B.W. Powe is a writer whose literary power comes from the multiplicity of his of talents at work. As a poet, academic, teacher and visionary, he communicates a passion about literature and the imagination with an energy seldom seen or felt in the literary or academic worlds. He has studied under the prophetic likes of Marshall McLuhan and Northrop Frye, and in addition to being the author of several influential books, is a professor of literature at York University. His novella, These Shadows Remain: A Fable, is to be published this winter by Guernica Editions.
McLuhan saw poets and scholars of literature as the ones who could most fully perceive their contexts. He saw poesis, Greek for "making," as the kernel of creative impulse, and that “making, not matching” was the key to meaningful experience.

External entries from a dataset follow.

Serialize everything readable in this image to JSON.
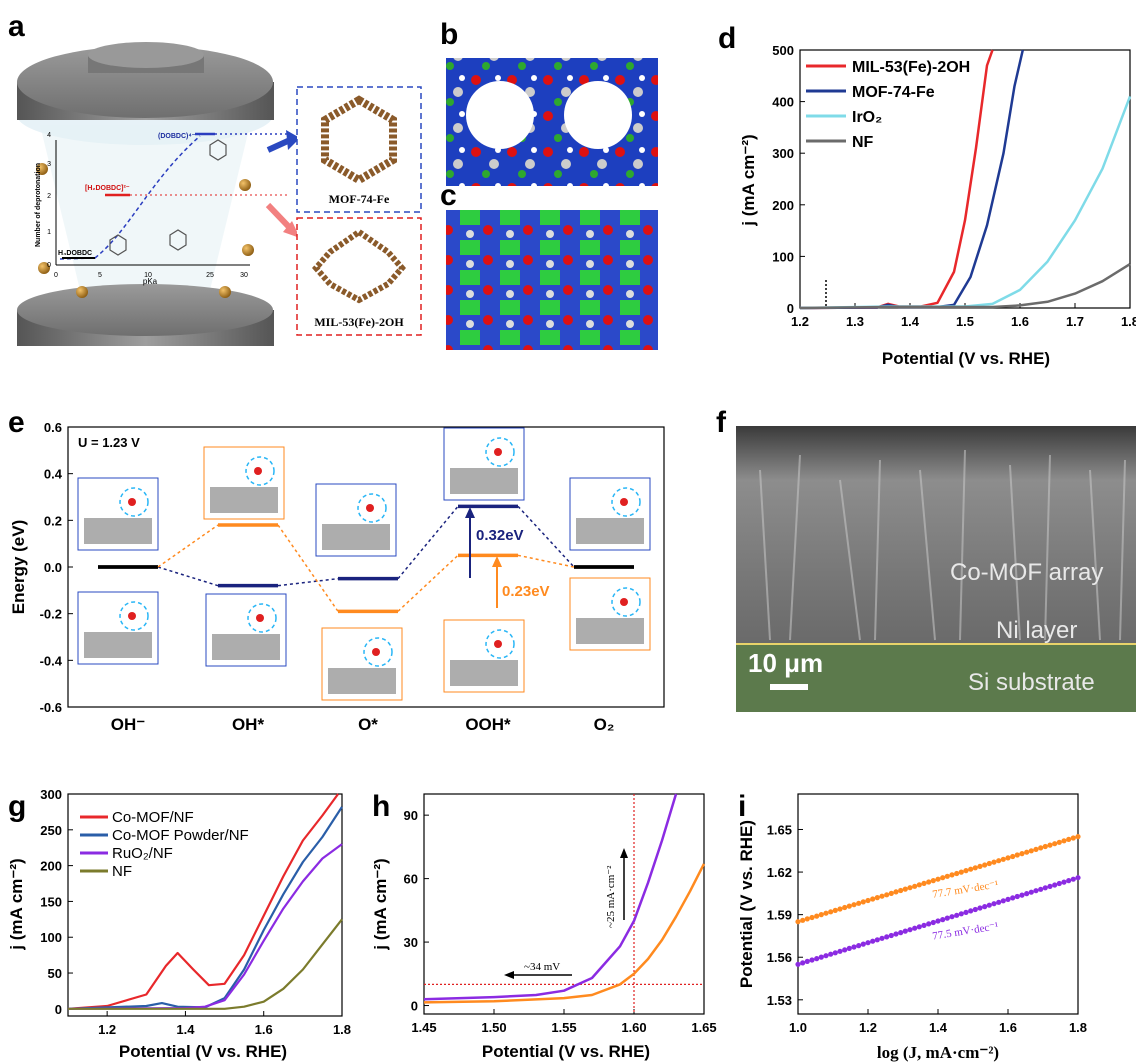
{
  "panel_labels": {
    "a": "a",
    "b": "b",
    "c": "c",
    "d": "d",
    "e": "e",
    "f": "f",
    "g": "g",
    "h": "h",
    "i": "i"
  },
  "panel_a": {
    "mof74_label": "MOF-74-Fe",
    "mil53_label": "MIL-53(Fe)-2OH",
    "ylabel": "Number of deprotonation",
    "xlabel": "pKa",
    "x_ticks": [
      "0",
      "5",
      "10",
      "25",
      "30"
    ],
    "y_ticks": [
      "0",
      "1",
      "2",
      "3",
      "4"
    ],
    "species_top": "(DOBDC)⁴⁻",
    "species_mid": "[H₂DOBDC]²⁻",
    "species_bottom": "H₄DOBDC"
  },
  "panel_f": {
    "label_array": "Co-MOF array",
    "label_ni": "Ni layer",
    "label_si": "Si substrate",
    "scale": "10 μm"
  },
  "colors": {
    "red": "#e8282b",
    "blue": "#1f3a93",
    "cyan": "#7fdbe8",
    "gray": "#6b6b6b",
    "orange": "#ff8a1f",
    "purple": "#8b2be2",
    "olive": "#7b7b2c",
    "navy": "#1a237e"
  },
  "chart_data": [
    {
      "id": "d",
      "type": "line",
      "xlabel": "Potential (V vs. RHE)",
      "ylabel": "j (mA cm⁻²)",
      "xlim": [
        1.2,
        1.8
      ],
      "ylim": [
        0,
        500
      ],
      "x_ticks": [
        "1.2",
        "1.3",
        "1.4",
        "1.5",
        "1.6",
        "1.7",
        "1.8"
      ],
      "y_ticks": [
        "0",
        "100",
        "200",
        "300",
        "400",
        "500"
      ],
      "legend_position": "top-left",
      "series": [
        {
          "name": "MIL-53(Fe)-2OH",
          "x": [
            1.2,
            1.34,
            1.36,
            1.38,
            1.42,
            1.45,
            1.48,
            1.5,
            1.52,
            1.54,
            1.55
          ],
          "y": [
            0,
            1,
            8,
            3,
            3,
            10,
            70,
            170,
            310,
            470,
            500
          ]
        },
        {
          "name": "MOF-74-Fe",
          "x": [
            1.2,
            1.34,
            1.36,
            1.38,
            1.45,
            1.48,
            1.51,
            1.54,
            1.57,
            1.59,
            1.605
          ],
          "y": [
            0,
            1,
            6,
            2,
            2,
            6,
            60,
            160,
            300,
            430,
            500
          ]
        },
        {
          "name": "IrO₂",
          "x": [
            1.2,
            1.36,
            1.5,
            1.55,
            1.6,
            1.65,
            1.7,
            1.75,
            1.8
          ],
          "y": [
            0,
            3,
            3,
            8,
            35,
            90,
            170,
            270,
            410
          ]
        },
        {
          "name": "NF",
          "x": [
            1.2,
            1.36,
            1.55,
            1.6,
            1.65,
            1.7,
            1.75,
            1.8
          ],
          "y": [
            0,
            2,
            2,
            5,
            12,
            28,
            52,
            85
          ]
        }
      ]
    },
    {
      "id": "e",
      "type": "line",
      "title": "U = 1.23 V",
      "ylabel": "Energy (eV)",
      "categories": [
        "OH⁻",
        "OH*",
        "O*",
        "OOH*",
        "O₂"
      ],
      "ylim": [
        -0.6,
        0.6
      ],
      "y_ticks": [
        "0.6",
        "0.4",
        "0.2",
        "0.0",
        "-0.2",
        "-0.4",
        "-0.6"
      ],
      "series": [
        {
          "values": [
            0.0,
            -0.08,
            -0.05,
            0.26,
            0.0
          ]
        },
        {
          "values": [
            0.0,
            0.18,
            -0.19,
            0.05,
            0.0
          ]
        }
      ],
      "annotations": [
        "0.32eV",
        "0.23eV"
      ]
    },
    {
      "id": "g",
      "type": "line",
      "xlabel": "Potential (V vs. RHE)",
      "ylabel": "j (mA cm⁻²)",
      "xlim": [
        1.1,
        1.8
      ],
      "ylim": [
        -10,
        300
      ],
      "x_ticks": [
        "1.2",
        "1.4",
        "1.6",
        "1.8"
      ],
      "y_ticks": [
        "0",
        "50",
        "100",
        "150",
        "200",
        "250",
        "300"
      ],
      "legend_position": "top-left",
      "series": [
        {
          "name": "Co-MOF/NF",
          "x": [
            1.1,
            1.2,
            1.3,
            1.35,
            1.38,
            1.42,
            1.46,
            1.5,
            1.55,
            1.6,
            1.65,
            1.7,
            1.75,
            1.79
          ],
          "y": [
            0,
            4,
            20,
            60,
            78,
            55,
            33,
            35,
            75,
            130,
            185,
            235,
            270,
            300
          ]
        },
        {
          "name": "Co-MOF Powder/NF",
          "x": [
            1.1,
            1.3,
            1.34,
            1.38,
            1.45,
            1.5,
            1.55,
            1.6,
            1.65,
            1.7,
            1.75,
            1.8
          ],
          "y": [
            0,
            4,
            8,
            3,
            2,
            15,
            55,
            110,
            160,
            205,
            240,
            282
          ]
        },
        {
          "name": "RuO₂/NF",
          "x": [
            1.1,
            1.4,
            1.45,
            1.5,
            1.55,
            1.6,
            1.65,
            1.7,
            1.75,
            1.8
          ],
          "y": [
            0,
            1,
            3,
            12,
            48,
            95,
            140,
            178,
            210,
            230
          ]
        },
        {
          "name": "NF",
          "x": [
            1.1,
            1.5,
            1.55,
            1.6,
            1.65,
            1.7,
            1.75,
            1.8
          ],
          "y": [
            0,
            0,
            3,
            10,
            28,
            55,
            90,
            125
          ]
        }
      ]
    },
    {
      "id": "h",
      "type": "line",
      "xlabel": "Potential (V vs. RHE)",
      "ylabel": "j (mA cm⁻²)",
      "xlim": [
        1.45,
        1.65
      ],
      "ylim": [
        -4,
        100
      ],
      "x_ticks": [
        "1.45",
        "1.50",
        "1.55",
        "1.60",
        "1.65"
      ],
      "y_ticks": [
        "0",
        "30",
        "60",
        "90"
      ],
      "series": [
        {
          "x": [
            1.45,
            1.5,
            1.53,
            1.55,
            1.57,
            1.59,
            1.6,
            1.61,
            1.62,
            1.63
          ],
          "y": [
            3,
            4,
            5,
            7,
            13,
            28,
            40,
            58,
            78,
            100
          ]
        },
        {
          "x": [
            1.45,
            1.5,
            1.55,
            1.57,
            1.59,
            1.6,
            1.61,
            1.62,
            1.63,
            1.64,
            1.65
          ],
          "y": [
            1.5,
            2,
            3.5,
            5,
            10,
            15,
            22,
            31,
            42,
            54,
            67
          ]
        }
      ],
      "annotations": [
        "~25 mA·cm⁻²",
        "~34 mV"
      ],
      "reference_lines": {
        "x": 1.6,
        "y": 10
      }
    },
    {
      "id": "i",
      "type": "scatter",
      "xlabel": "log (J, mA·cm⁻²)",
      "ylabel": "Potential (V vs. RHE)",
      "xlim": [
        1.0,
        1.8
      ],
      "ylim": [
        1.52,
        1.675
      ],
      "x_ticks": [
        "1.0",
        "1.2",
        "1.4",
        "1.6",
        "1.8"
      ],
      "y_ticks": [
        "1.53",
        "1.56",
        "1.59",
        "1.62",
        "1.65"
      ],
      "series": [
        {
          "label": "77.7 mV·dec⁻¹",
          "x_start": 1.0,
          "x_end": 1.8,
          "y_start": 1.585,
          "y_end": 1.645
        },
        {
          "label": "77.5 mV·dec⁻¹",
          "x_start": 1.0,
          "x_end": 1.8,
          "y_start": 1.555,
          "y_end": 1.616
        }
      ]
    }
  ]
}
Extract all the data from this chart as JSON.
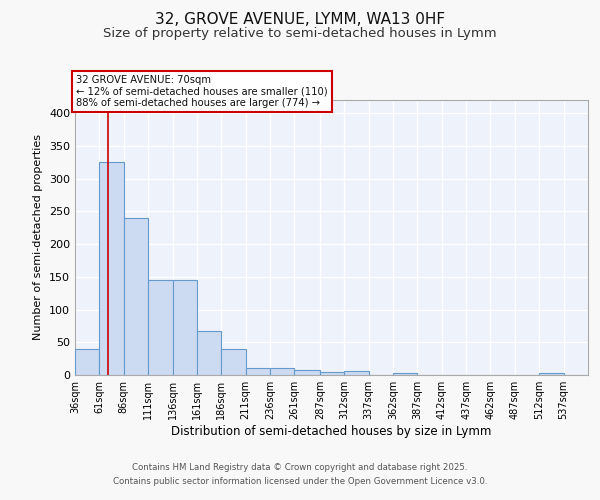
{
  "title1": "32, GROVE AVENUE, LYMM, WA13 0HF",
  "title2": "Size of property relative to semi-detached houses in Lymm",
  "xlabel": "Distribution of semi-detached houses by size in Lymm",
  "ylabel": "Number of semi-detached properties",
  "bin_edges": [
    36,
    61,
    86,
    111,
    136,
    161,
    186,
    211,
    236,
    261,
    287,
    312,
    337,
    362,
    387,
    412,
    437,
    462,
    487,
    512,
    537,
    562
  ],
  "bar_heights": [
    40,
    325,
    240,
    145,
    145,
    67,
    40,
    11,
    11,
    7,
    5,
    6,
    0,
    3,
    0,
    0,
    0,
    0,
    0,
    3,
    0
  ],
  "bar_color": "#ccdaf2",
  "bar_edge_color": "#6699cc",
  "subject_size": 70,
  "red_line_color": "#cc0000",
  "annotation_line1": "32 GROVE AVENUE: 70sqm",
  "annotation_line2": "← 12% of semi-detached houses are smaller (110)",
  "annotation_line3": "88% of semi-detached houses are larger (774) →",
  "annotation_box_color": "#ffffff",
  "annotation_box_edge": "#cc0000",
  "ylim": [
    0,
    420
  ],
  "yticks": [
    0,
    50,
    100,
    150,
    200,
    250,
    300,
    350,
    400
  ],
  "footer1": "Contains HM Land Registry data © Crown copyright and database right 2025.",
  "footer2": "Contains public sector information licensed under the Open Government Licence v3.0.",
  "bg_color": "#eef2fa",
  "grid_color": "#ffffff",
  "title1_fontsize": 11,
  "title2_fontsize": 9.5,
  "tick_labels": [
    "36sqm",
    "61sqm",
    "86sqm",
    "111sqm",
    "136sqm",
    "161sqm",
    "186sqm",
    "211sqm",
    "236sqm",
    "261sqm",
    "287sqm",
    "312sqm",
    "337sqm",
    "362sqm",
    "387sqm",
    "412sqm",
    "437sqm",
    "462sqm",
    "487sqm",
    "512sqm",
    "537sqm"
  ]
}
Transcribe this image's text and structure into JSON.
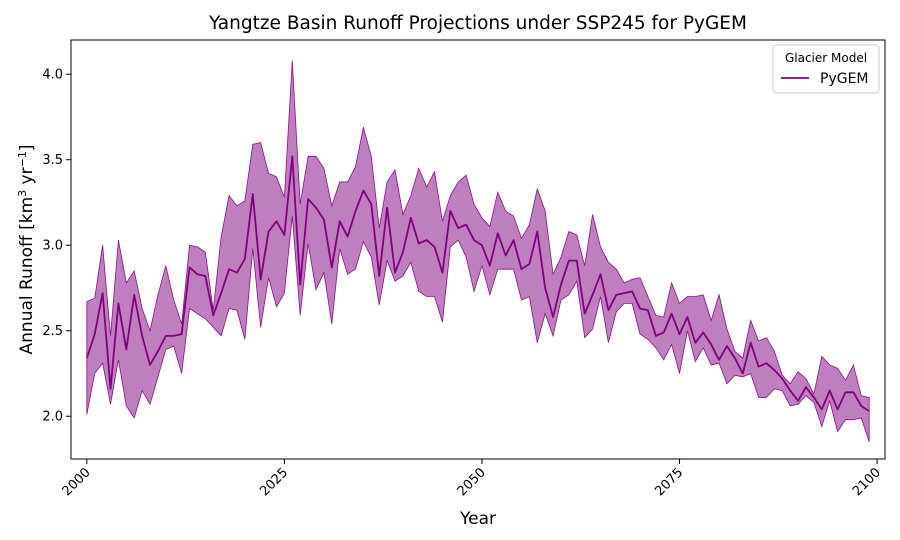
{
  "chart_data": {
    "type": "line",
    "title": "Yangtze Basin Runoff Projections under SSP245 for PyGEM",
    "xlabel": "Year",
    "ylabel": "Annual Runoff [km",
    "ylabel_sup1": "3",
    "ylabel_mid": " yr",
    "ylabel_sup2": "−1",
    "ylabel_end": "]",
    "xlim": [
      1998,
      2101
    ],
    "ylim": [
      1.75,
      4.2
    ],
    "xticks": [
      2000,
      2025,
      2050,
      2075,
      2100
    ],
    "yticks": [
      2.0,
      2.5,
      3.0,
      3.5,
      4.0
    ],
    "xtick_labels": [
      "2000",
      "2025",
      "2050",
      "2075",
      "2100"
    ],
    "ytick_labels": [
      "2.0",
      "2.5",
      "3.0",
      "3.5",
      "4.0"
    ],
    "legend": {
      "title": "Glacier Model",
      "placement": "top-right"
    },
    "series": [
      {
        "name": "PyGEM",
        "color": "#800080",
        "band_color": "#800080",
        "x": [
          2000,
          2001,
          2002,
          2003,
          2004,
          2005,
          2006,
          2007,
          2008,
          2009,
          2010,
          2011,
          2012,
          2013,
          2014,
          2015,
          2016,
          2017,
          2018,
          2019,
          2020,
          2021,
          2022,
          2023,
          2024,
          2025,
          2026,
          2027,
          2028,
          2029,
          2030,
          2031,
          2032,
          2033,
          2034,
          2035,
          2036,
          2037,
          2038,
          2039,
          2040,
          2041,
          2042,
          2043,
          2044,
          2045,
          2046,
          2047,
          2048,
          2049,
          2050,
          2051,
          2052,
          2053,
          2054,
          2055,
          2056,
          2057,
          2058,
          2059,
          2060,
          2061,
          2062,
          2063,
          2064,
          2065,
          2066,
          2067,
          2068,
          2069,
          2070,
          2071,
          2072,
          2073,
          2074,
          2075,
          2076,
          2077,
          2078,
          2079,
          2080,
          2081,
          2082,
          2083,
          2084,
          2085,
          2086,
          2087,
          2088,
          2089,
          2090,
          2091,
          2092,
          2093,
          2094,
          2095,
          2096,
          2097,
          2098,
          2099
        ],
        "mean": [
          2.34,
          2.48,
          2.72,
          2.16,
          2.66,
          2.39,
          2.71,
          2.47,
          2.3,
          2.38,
          2.47,
          2.47,
          2.48,
          2.87,
          2.83,
          2.82,
          2.59,
          2.72,
          2.86,
          2.84,
          2.92,
          3.3,
          2.8,
          3.08,
          3.14,
          3.06,
          3.52,
          2.77,
          3.27,
          3.22,
          3.15,
          2.87,
          3.14,
          3.05,
          3.2,
          3.32,
          3.24,
          2.82,
          3.22,
          2.84,
          2.96,
          3.16,
          3.01,
          3.03,
          2.99,
          2.84,
          3.2,
          3.1,
          3.12,
          3.03,
          3.0,
          2.88,
          3.07,
          2.94,
          3.03,
          2.86,
          2.89,
          3.08,
          2.75,
          2.58,
          2.77,
          2.91,
          2.91,
          2.6,
          2.71,
          2.83,
          2.62,
          2.71,
          2.72,
          2.73,
          2.63,
          2.62,
          2.47,
          2.49,
          2.6,
          2.48,
          2.58,
          2.43,
          2.49,
          2.42,
          2.33,
          2.41,
          2.34,
          2.25,
          2.43,
          2.29,
          2.31,
          2.27,
          2.22,
          2.15,
          2.09,
          2.17,
          2.11,
          2.04,
          2.15,
          2.04,
          2.14,
          2.14,
          2.06,
          2.03
        ],
        "upper": [
          2.67,
          2.69,
          3.0,
          2.47,
          3.03,
          2.78,
          2.85,
          2.63,
          2.5,
          2.71,
          2.88,
          2.68,
          2.54,
          3.0,
          2.99,
          2.96,
          2.62,
          3.05,
          3.29,
          3.23,
          3.26,
          3.59,
          3.6,
          3.42,
          3.4,
          3.28,
          4.08,
          3.24,
          3.52,
          3.52,
          3.45,
          3.23,
          3.37,
          3.37,
          3.46,
          3.69,
          3.52,
          3.1,
          3.37,
          3.44,
          3.18,
          3.29,
          3.45,
          3.34,
          3.43,
          3.14,
          3.29,
          3.37,
          3.41,
          3.24,
          3.16,
          3.11,
          3.31,
          3.2,
          3.17,
          3.04,
          3.12,
          3.33,
          3.2,
          2.83,
          2.93,
          3.08,
          3.06,
          2.88,
          3.18,
          2.99,
          2.9,
          2.86,
          2.78,
          2.8,
          2.81,
          2.7,
          2.59,
          2.58,
          2.78,
          2.66,
          2.7,
          2.7,
          2.71,
          2.56,
          2.71,
          2.51,
          2.38,
          2.34,
          2.56,
          2.44,
          2.46,
          2.38,
          2.24,
          2.19,
          2.26,
          2.22,
          2.13,
          2.35,
          2.3,
          2.28,
          2.21,
          2.3,
          2.12,
          2.11
        ],
        "lower": [
          2.01,
          2.25,
          2.31,
          2.07,
          2.33,
          2.06,
          1.99,
          2.15,
          2.07,
          2.23,
          2.39,
          2.41,
          2.25,
          2.63,
          2.6,
          2.57,
          2.52,
          2.47,
          2.63,
          2.62,
          2.45,
          2.98,
          2.52,
          2.81,
          2.64,
          2.72,
          3.17,
          2.59,
          3.01,
          2.74,
          2.84,
          2.54,
          2.98,
          2.83,
          2.86,
          3.02,
          2.93,
          2.65,
          2.91,
          2.79,
          2.82,
          2.9,
          2.73,
          2.7,
          2.7,
          2.55,
          2.99,
          3.03,
          2.93,
          2.73,
          2.88,
          2.71,
          2.86,
          2.86,
          2.86,
          2.68,
          2.7,
          2.43,
          2.6,
          2.47,
          2.68,
          2.71,
          2.79,
          2.46,
          2.51,
          2.7,
          2.43,
          2.61,
          2.66,
          2.66,
          2.48,
          2.45,
          2.4,
          2.33,
          2.42,
          2.25,
          2.5,
          2.32,
          2.4,
          2.3,
          2.31,
          2.19,
          2.24,
          2.23,
          2.25,
          2.11,
          2.11,
          2.16,
          2.15,
          2.06,
          2.07,
          2.12,
          2.08,
          1.94,
          2.09,
          1.91,
          1.98,
          1.98,
          1.99,
          1.85
        ]
      }
    ]
  }
}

B.W. Powe can only be described as a matchless author whose writings are cosmic yet grounded in the quest for authenticity, and always bordering on the exegetical. It is clear that poesis is of utmost importance for Powe, in that his craft has itself been made into a way of life.
Open Book takes an esteemed moment in time to interview B.W. Powe.
OBT:
What was the inspiration for your upcoming work by Guernica Editions, These Shadows Remain: A Fable?
B.W. Powe
It came in a dream. I don’t always like to pirate my dreams. Sometimes they should be left as they are, to guide your waking life. But this one came intact. I saw the beginning, middle and end, in a moment’s dream. I had no idea what to do with the images. So I wrote what I’d dreamed in a quick outline. I put the outline aside. Then sometime later I dreamed the story again, although this time it was slightly different. I modified and extended what I’d written. More dreams infiltrated the words. And the story grew.
OBT:
Why a fable? How does the collection function as a fable? Is not all literature part of the reality of "Verum factum" ("we make the truth")?
B.W. Powe
I liked the sound of the word “fable.” Fables, parables, dreamtales, reveries. I write them quickly. Sometimes it feels like they are springing up intact. Though, I admit, my style, my command of technique, often lags far behind the imaging, the reverie. I’ve yet to find a way to completely capture what happens in this way. My re-visions are just that: ways of trying to clarify or hone or illuminate or make intelligible what I’ve seen. I keep trying to make poems and stories out of what I’ve been given. Something comes, and sometimes I’m up to it. Nevertheless, something comes. These days, whether I will it or not. “Fable”, then, is not truly a category. It is a term that freed me to spin from the dream.
OBT:
The shadow (or perhaps light) of the prolific Marshall McLuhan, who you knew in person, has found its way in much of your scholarly work as a professor at York University. McLuhan’s probe “making, not matching” has remained dear to me, in that it prompts me to always reconsider the world I live in by considering how I might create new experiences. Poetry, however, is both a creating and re-creating, is it not? And we came to be writers because we feel somewhat “matched” to our literary ancestors, do we not?
B.W. Powe
I’m often zipped up—hermetic—and writing is my breakaway and energizing. Full-throttle, it beats along almost everyday. But in that beat come other voices too. No matter how much I try to find my own voice, I find that voice inhabited. Sometimes I hear McLuhan’s. Sometimes others. Frye’s too. And those writers I’ve loved. Maybe I should revise The Anxiety of Influence, and write a counter essay that says we are always in an Exodus fervour releasing ourselves from the passions of others, yet again we wander back into the wilderness, desert, tundra, and find strange bleak places flitting with ghosts and calls. Born, reborn, borne, newborn, stillborn, born again; that’s making, not matching. In another way, teaching is also about bringing in voices. I like to glide on the energies of my students, and letting that energy release into the conversational or dialogic air. When I teach works by others, whether it’s McLuhan’s aphorisms or Rimbaud’s prose poetry, or Dickinson’s splinters or Joyce’s esoteric structurings, or Frye’s revelations of the great code, or Plath’s witty kamikaze performances, or the strangely endearing companionship of the self-enclosed Henry Miller, I sometimes sense their presences in the room. I try to let them come through. Better abundance, a surplus, than a meager trickle. The stream of souls is available to us in the words they left us.
OBT:
Is there a difference between a writer and a visionary writer?
B.W. Powe
All strong imaginative writers have the trace of the visionary in them. Visionaries can be so without being writers or artists of any kind. I’ve known people who are graced by insight and awareness, and do not write. Visionaries can be musicians, painters, dancers, politicians, healers, teachers, neighbours, pilots, cooks.